Submitted to: Fungicide and Nematocide Tests
Publication Type: Peer Reviewed Journal
Publication Acceptance Date: 2/10/1998
Publication Date: N/A
Citation: N/A Interpretive Summary: Grass seed is the second largest seed commodity for US export, and stem rust is the most serious disease in seed production of several grass species grown for seed in the Pacific Northwest. The current best control method for stem rust is the use of fungicides (usually 3 applications per season on perennial ryegrass), and one type of fungicide is used almost exclusively for this purpose. The research reported here was undertaken to test several different fungicides for ability to control stem rust and to test possibility of saving money by reducing the number of fungicide sprays per season. Several fungicides, including one (Quadris) that is relatively new and in the process of being labelled for grass seed crops, controlled the disease as well as the currently-used fungicide. Quadris improved the seed quality slightly more than the standard treatment. By using two fungicide applications instead of three, the disease was not controlled as well as it was with three applications (plants had more infections), but the yield was almost as high as it was with three applications. It is important to have more than one fungicide effective against stem rust because the repeated use of a single fungicide may allow fungicide resistance to develop in the rust pathogen population. These data also allow an assessment of the trade-off between the benefits of frequent fungicide applications (better disease control and yield) and the costs (environmental and economic costs of repeated applications).

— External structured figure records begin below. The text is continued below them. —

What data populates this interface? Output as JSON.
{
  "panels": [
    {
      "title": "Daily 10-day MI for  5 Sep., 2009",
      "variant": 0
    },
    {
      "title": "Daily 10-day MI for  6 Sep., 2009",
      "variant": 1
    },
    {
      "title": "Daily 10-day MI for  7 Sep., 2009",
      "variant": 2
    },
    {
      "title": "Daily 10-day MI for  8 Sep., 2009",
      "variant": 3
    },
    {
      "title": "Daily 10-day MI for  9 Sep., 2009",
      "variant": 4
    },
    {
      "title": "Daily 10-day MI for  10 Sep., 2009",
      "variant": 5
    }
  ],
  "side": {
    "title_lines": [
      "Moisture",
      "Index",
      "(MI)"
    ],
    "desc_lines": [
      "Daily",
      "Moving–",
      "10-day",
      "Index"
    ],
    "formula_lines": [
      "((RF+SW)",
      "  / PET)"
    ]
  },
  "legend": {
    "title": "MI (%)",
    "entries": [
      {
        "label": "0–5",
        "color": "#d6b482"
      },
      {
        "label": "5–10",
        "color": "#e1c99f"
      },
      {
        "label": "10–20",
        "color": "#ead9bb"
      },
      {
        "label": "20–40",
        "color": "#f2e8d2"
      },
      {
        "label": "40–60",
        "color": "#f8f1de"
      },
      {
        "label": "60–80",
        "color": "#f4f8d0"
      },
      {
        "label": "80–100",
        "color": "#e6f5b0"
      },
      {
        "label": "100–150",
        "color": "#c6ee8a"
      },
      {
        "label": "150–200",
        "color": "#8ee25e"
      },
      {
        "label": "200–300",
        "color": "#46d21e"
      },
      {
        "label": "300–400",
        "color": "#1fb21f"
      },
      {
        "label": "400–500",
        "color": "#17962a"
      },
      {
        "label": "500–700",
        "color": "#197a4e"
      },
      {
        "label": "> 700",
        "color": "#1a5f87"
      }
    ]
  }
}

Technical Abstract: Experiments were conducted in 1997 in a perennial ryegrass field to compare several fungicides for control of stem rust, and to assess the relative benefits of using a two- or a three-application fungicide program. Natural infection resulted in a rust epidemic that began on 10 April and reached 70% severity (modified Cobb scale) in the check plots by June 26. Fungicides were applied on May 29 and June 18 (two- application program), or on May 9, May 29, and June 18 (three- application program). Plots were rated for disease incidence July 5, and harvested on July 10. Yield of cleaned seed, and 1000-seed weights, were determined. Two-application treatments of Folicur + chlorothalonil were equivalent in disease control (not significantly lower than the check). Tile + chlorothalonil, and several treatments that contained Quadris (alone or in combination with other fungicides) gave better control. Total yield in all two-application fungicide treatments produced a higher yield than the check, and there were no statistically significant differences in yield among these treatments. The 1000-seed weights were likewise improved similarly by all fungicide treatments. In the three- application program there was a greater reduction in disease by the fungicides than in the two-application program, and all had significantly less disease than the check. But total yields were not significantly different among treatments in the three-application: all improved yield compared to the check. The 1000-seed weights were significantly higher in fungicide-treated plots than in the check, and Quadris at 9.2 fl. oz./gave a higher 1000-seed weight than any other treatment.